À la police nationale et aux gendarmes tchadiens

  • Enquêter sur les allégations de détention illégale, de mauvais traitements et de corruption telles que celles documentées dans le présent rapport.

  • Suspendre les agents de police ou les gendarmes responsables de ces abus, prendre des mesures disciplinaires à leur encontre et veiller à ce qu’ils soient traduits en justice.

À l’armée tchadienne

  • Enquêter sur les allégations de détention illégale, de mauvais traitements, de corruption et d’exécutions extrajudiciaires telles que celles documentées dans le présent rapport.

  • Suspendre les officiers ou les soldats responsables de ces abus, prendre des mesures disciplinaires à leur encontre et veiller à ce qu’ils soient traduits en justice.

Aux partenaires bailleurs de fonds

  • Appeler à la fermeture immédiate de Koro Toro 1 et à la rénovation de Koro Toro 2.

  • Pousser le gouvernement tchadien à mener une enquête approfondie et à sanctionner toutes les violations des droits humains commises par des représentants de l’état en lien avec les manifestations du 20 octobre et à la prison de Koro Toro.

  • Encourager vivement les autorités tchadiennes à traduire en justice, dans des procès équitables et crédibles, les membres de l’armée et autres individus responsables de mauvais traitements et d’autres abus commis pendant le trajet jusqu’à Koro Toro et à la prison.

  • Dans tous les programmes d’assistance destinés aux forces de sécurité tchadiennes, inclure une formation aux droits humains en mettant l’accent sur l’application de l’interdiction du recours à la torture et à un usage excessif de la force.  

Aux Rapporteurs spéciaux des Nations Unies sur les exécutions extrajudiciaires, sommaires ou arbitraires et sur la torture et autres peines ou traitements cruels, inhumains ou dégradants

  • Se rendre au Tchad pour examiner les cas de torture, de mauvais traitements et de décès en détention, y compris ceux décrits dans le présent rapport.

  • Fournir un compte rendu public de cette visite et de toute suite à donner par le gouvernement du Tchad.

À la Rapporteure spéciale de la Commission africaine des Droits de l’Homme et des Peuples sur les prisons, les conditions de détention et l’action policière en Afrique

  • Se rendre au Tchad pour examiner les cas de torture, de mauvais traitements et de décès en détention, y compris ceux décrits dans le présent rapport.

  • Fournir un compte rendu public de cette visite et de toute suite à donner par le gouvernement du Tchad.

À la Communauté économique des États de l’Afrique centrale (CEEAC)

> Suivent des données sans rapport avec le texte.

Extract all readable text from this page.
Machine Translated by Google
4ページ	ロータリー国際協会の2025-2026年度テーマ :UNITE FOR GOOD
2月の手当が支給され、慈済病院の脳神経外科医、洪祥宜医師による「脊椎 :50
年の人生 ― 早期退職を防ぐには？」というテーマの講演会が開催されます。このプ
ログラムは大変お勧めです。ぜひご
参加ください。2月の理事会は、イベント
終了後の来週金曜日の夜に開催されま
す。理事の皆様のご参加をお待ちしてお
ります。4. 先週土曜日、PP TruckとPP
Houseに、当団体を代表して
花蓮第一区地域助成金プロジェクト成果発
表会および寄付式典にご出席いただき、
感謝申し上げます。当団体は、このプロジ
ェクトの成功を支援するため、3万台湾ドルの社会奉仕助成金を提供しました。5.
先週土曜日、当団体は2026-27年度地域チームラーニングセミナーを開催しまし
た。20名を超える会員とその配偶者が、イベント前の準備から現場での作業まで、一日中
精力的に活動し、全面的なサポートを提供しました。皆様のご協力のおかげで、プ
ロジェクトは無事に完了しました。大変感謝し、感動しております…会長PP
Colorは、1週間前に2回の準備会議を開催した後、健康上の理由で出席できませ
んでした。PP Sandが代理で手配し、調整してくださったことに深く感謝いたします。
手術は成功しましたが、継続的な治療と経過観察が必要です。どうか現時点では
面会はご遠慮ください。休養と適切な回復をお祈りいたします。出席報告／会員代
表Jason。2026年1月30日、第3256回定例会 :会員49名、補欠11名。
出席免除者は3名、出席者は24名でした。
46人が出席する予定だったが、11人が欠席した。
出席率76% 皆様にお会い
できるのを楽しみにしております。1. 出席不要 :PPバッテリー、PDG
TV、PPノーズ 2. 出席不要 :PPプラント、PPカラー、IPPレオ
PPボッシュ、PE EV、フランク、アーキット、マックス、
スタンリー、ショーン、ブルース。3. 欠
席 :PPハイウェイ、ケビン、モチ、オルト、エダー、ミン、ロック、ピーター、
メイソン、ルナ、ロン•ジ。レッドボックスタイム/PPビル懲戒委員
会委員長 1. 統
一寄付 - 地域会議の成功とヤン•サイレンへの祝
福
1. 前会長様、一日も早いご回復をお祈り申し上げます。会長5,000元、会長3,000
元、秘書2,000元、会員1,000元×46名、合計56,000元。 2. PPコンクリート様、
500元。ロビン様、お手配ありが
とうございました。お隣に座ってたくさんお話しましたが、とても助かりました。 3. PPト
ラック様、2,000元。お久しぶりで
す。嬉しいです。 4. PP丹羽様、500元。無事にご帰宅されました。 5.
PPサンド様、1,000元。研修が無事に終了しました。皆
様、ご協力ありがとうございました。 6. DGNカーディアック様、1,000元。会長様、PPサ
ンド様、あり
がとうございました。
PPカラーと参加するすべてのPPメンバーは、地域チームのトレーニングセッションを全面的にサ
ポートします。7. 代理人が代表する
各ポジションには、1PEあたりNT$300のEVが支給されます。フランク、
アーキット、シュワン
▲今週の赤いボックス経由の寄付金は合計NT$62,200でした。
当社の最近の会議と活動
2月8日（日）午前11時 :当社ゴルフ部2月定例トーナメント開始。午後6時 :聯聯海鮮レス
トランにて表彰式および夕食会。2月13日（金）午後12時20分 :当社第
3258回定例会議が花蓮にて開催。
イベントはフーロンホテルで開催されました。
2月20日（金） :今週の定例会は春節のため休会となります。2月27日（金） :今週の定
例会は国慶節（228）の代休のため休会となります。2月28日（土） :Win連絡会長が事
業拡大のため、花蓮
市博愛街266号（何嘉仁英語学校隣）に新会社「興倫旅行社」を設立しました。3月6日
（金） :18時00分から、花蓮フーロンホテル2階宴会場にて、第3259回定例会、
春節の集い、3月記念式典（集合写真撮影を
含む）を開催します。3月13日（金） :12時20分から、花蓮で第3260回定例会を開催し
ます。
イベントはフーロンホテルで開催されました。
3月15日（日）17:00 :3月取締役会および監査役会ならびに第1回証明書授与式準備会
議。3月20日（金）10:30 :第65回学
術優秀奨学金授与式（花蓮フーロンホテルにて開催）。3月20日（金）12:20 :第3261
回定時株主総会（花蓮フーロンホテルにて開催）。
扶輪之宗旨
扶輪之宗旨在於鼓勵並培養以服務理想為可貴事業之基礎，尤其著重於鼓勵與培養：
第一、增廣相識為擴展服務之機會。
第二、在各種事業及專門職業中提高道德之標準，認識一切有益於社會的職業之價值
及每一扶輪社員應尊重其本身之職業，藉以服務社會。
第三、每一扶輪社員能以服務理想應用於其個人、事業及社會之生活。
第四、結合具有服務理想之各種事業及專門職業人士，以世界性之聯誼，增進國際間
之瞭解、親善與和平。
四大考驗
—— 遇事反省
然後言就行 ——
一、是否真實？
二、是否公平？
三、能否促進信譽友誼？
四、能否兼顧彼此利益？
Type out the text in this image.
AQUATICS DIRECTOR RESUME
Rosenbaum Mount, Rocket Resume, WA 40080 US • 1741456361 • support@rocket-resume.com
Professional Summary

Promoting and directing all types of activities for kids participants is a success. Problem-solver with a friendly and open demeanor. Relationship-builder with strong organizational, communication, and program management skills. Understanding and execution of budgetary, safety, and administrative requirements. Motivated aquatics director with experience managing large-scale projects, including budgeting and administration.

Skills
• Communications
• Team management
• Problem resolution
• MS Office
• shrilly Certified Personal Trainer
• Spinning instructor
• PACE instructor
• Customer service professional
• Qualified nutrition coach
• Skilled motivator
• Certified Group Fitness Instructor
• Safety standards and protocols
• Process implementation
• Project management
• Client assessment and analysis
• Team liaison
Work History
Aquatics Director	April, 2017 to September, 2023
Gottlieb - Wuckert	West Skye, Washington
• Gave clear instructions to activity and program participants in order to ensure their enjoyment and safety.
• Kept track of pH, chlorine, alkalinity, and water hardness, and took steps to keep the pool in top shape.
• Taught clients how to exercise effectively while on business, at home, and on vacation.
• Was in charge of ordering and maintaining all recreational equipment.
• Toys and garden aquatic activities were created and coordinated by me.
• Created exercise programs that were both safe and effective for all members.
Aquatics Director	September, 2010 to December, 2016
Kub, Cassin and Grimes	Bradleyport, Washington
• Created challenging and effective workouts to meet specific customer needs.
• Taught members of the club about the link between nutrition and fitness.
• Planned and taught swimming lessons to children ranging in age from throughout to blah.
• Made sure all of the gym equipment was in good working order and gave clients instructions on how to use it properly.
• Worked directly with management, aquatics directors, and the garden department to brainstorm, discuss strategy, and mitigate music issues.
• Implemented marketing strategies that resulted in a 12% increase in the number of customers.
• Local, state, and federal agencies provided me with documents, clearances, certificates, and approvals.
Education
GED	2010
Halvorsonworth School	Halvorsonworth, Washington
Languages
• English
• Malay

  • Publier les résultats des enquêtes menées au Tchad au cours de l’année 2023 sur la réponse de l’État aux manifestations du 20 octobre 2022 ainsi que sur le transfert et la détention de manifestants à la prison de Koro Toro.

Méthodologie

Le présent rapport s’appuie sur des recherches effectuées par Human Rights Watch à N’Djamena, la capitale du Tchad, lors de voyages sur place en novembre 2022 et en avril, mai et juin 2023. Des entretiens téléphoniques ont également été réalisés entre novembre 2022 et janvier 2024.

Human Rights Watch a mené des entretiens avec plus de 150 personnes pour ce rapport, dont 71 anciens détenus adultes et un garçon de 13 ans qui ont été emprisonnés à Koro Toro. Les noms et d’autres informations permettant d’identifier les personnes ont été retirés de ce rapport afin de protéger leur vie privée et leur sécurité.

Human Rights Watch a mené la majorité des entretiens en français. Dans certains cas, les entretiens se sont déroulés en ngambay, une langue parlée dans le sud du Tchad, avec l’aide d’un interprète. Les anciens détenus ont été interviewés individuellement et dans un cadre privé. Le personnel de Human Rights Watch a expliqué à chaque personne interviewée l’objectif de l’entretien, sa nature volontaire, la manière dont les informations qui en sont tirées seraient utilisées et le fait qu’aucune rémunération ne serait offerte en contrepartie.

En juin 2023, Human Rights Watch a écrit au président de transition de l’époque, au Premier ministre, au ministère de la Justice, au ministère de la Sécurité publique, au ministère de la Défense et au chef de la police nationale pour solliciter des réunions afin de discuter des résultats de ses recherches sur Koro Toro. Human Rights Watch a rencontré le Premier ministre, à deux reprises, ainsi que le ministre de la Sécurité publique. Human Rights Watch a communiqué une synthèse de ses recherches au gouvernement tchadien le 29 juin 2023 (voir l’annexe I du présent rapport). Le ministre de la Justice a répondu aux questions de Human Rights Watch par écrit, dans un courrier daté du 6 juillet 2023 (voir l’annexe II du présent rapport).  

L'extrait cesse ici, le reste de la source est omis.